Chapitre 210/210100%~8 min de lecture1 491 mots

Fei Yan, ayant entendu la jeune demoiselle dire « Attendez », s’arrêta instinctivement et se retourna pour les laisser interroger Hong Xiaoduo.

Sans prévenir, leur regard se posa sur elle et ils lancèrent : « Le Général vous interpelle ? » Fei Yan s’en désigna elle-même, interloquée.

Le général Mu sourit et hocha la tête. Plus il observait cette jeune demoiselle, plus son goût pour elle s’affirmait. À côté d’une autre femme peut-être plus éclatante de beauté, celle-ci paraissait encore trop frêle. Même sans l’avoir rencontrée en chair et en os, il avait l’intuition que celle-là possédait bien plus de sang-froid.

On devinait en elle l’air d’une femme noble, dépourvue de ces affectations qui font souvent tache. Sans doute à cause des longs trajets, son teint n’était pas d’une blancheur exceptionnelle, mais il manquait à ses joues cette rudesse terrienne ou celle, trop marquée, des pratiquantes des arts martiaux. N’étonnait-il pas que Zitao ait craqué pour elle ?

S’il était vraiment elle, en sa qualité d’oncle paternel, il ne manquerait pas un grain de milice pour la convaincre de rester encore quelques jours, afin de cerner son caractère et saisir l’occasion de vanter les mérites de son neveu. S’il formait bel et bien le couple idéal, plusieurs patriarches de sa maison n’en tireraient qu’une grande satisfaction.

Cela prouverait aussi qu’il n’était pas seulement un soldat rustre.

À cet instant, Fei Yan, sûre désormais que le Général lui adressait la parole, se sentit complètement perdue.

« Le Général, je ne connais pas votre neveu. » Fei Yan répondit avec courtoisie.

Comment ? Elle ne le connaissait pas ? Fuirait-il dans ses rêveries ? La lettre venue de la patrie avant le Nouvel An affirmait pourtant clairement que le neveu Zitao entretenait des liens directs avec ladite femme.

« Mon mai— » Devant l’expression attristée et déçue du général Mu, Kai Yang, qui avait parfaitement suivi l’échange, prit la parole. Mais à peine eut-il prononcé deux mots que Tian Shu, debout près de lui, lui coupa la bouche d’une main.

Kai Yang tourna la tête vers son frère aîné qui lui tenait la mâchoire, vit ses sourcils froncés et son regard réprobateur, et comprit qu’il venait de commettre une erreur.

Voyant le remords peindre sur le visage de Kai Yang, Tian Shu desserra son étreinte.

Le général Mu et ses hommes, attirés par la voix de Kai Yang, posèrent tous leurs yeux sur lui, mais n’y prêtèrent aucune importance.

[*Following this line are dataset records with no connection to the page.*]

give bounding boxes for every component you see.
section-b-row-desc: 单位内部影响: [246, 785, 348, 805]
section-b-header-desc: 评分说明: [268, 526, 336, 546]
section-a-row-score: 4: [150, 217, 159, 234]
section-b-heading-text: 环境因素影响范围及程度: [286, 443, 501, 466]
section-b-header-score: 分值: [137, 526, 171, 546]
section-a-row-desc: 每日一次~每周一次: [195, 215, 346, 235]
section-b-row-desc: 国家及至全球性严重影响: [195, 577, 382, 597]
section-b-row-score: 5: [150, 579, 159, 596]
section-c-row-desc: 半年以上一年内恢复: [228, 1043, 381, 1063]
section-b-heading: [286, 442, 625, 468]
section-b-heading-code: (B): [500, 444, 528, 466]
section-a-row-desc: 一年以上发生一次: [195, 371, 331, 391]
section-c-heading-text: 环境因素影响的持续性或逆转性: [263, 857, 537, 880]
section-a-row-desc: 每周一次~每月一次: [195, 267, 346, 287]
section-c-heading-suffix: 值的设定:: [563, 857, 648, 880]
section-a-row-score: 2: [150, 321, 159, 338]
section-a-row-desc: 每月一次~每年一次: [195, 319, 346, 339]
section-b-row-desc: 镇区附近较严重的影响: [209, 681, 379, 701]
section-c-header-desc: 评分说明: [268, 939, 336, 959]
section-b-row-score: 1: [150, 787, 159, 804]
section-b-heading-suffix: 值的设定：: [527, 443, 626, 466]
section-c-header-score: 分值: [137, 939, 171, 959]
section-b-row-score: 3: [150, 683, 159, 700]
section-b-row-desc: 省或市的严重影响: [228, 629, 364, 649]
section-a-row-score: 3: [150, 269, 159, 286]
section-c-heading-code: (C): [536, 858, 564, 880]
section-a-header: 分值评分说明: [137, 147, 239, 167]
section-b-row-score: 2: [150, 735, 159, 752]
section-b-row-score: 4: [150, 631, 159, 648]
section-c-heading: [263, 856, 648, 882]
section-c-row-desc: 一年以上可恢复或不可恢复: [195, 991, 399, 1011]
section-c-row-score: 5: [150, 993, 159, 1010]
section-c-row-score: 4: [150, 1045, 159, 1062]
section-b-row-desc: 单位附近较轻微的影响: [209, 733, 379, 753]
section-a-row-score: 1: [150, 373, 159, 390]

Personne ne fit le lien entre les deux mots de l’enfant et la question précédente du Général.

Tian Shu porta son regard sur Hong Xiaoduo et y découvrit un sourire approbateur. Il pince légèrement les lèvres.

Quan Jinghuai, attentif à ce petit drame intérieur, saisit aussitôt la portée des choses. Comprenant que Hong Xiaoduo ne comptait pas intervenir, il leva à nouveau la main, joignit les paumes, les remercia poliment pour leur hospitalité et prit congé.

Le vice-commandant Shang Lan les accompagna jusqu’à leur véhicule. En désignant la carriole, il expliqua : « Notre Général considère que notre camp ne propose rien de bon. Il vous a donc préparé de quoi manger en route pour remplir les ventres. Veuillez excuser cette simple provision, héros Quan. »

Ils leur donnaient même de quoi manger ? Hong Xiaoduo et les sept enfants tournèrent immédiatement la tête vers le véhicule. Si personne de l’extérieur n’avait été présent, ils auraient probablement ouvert les couvercles sans attendre pour voir ce qu’il y avait dedans.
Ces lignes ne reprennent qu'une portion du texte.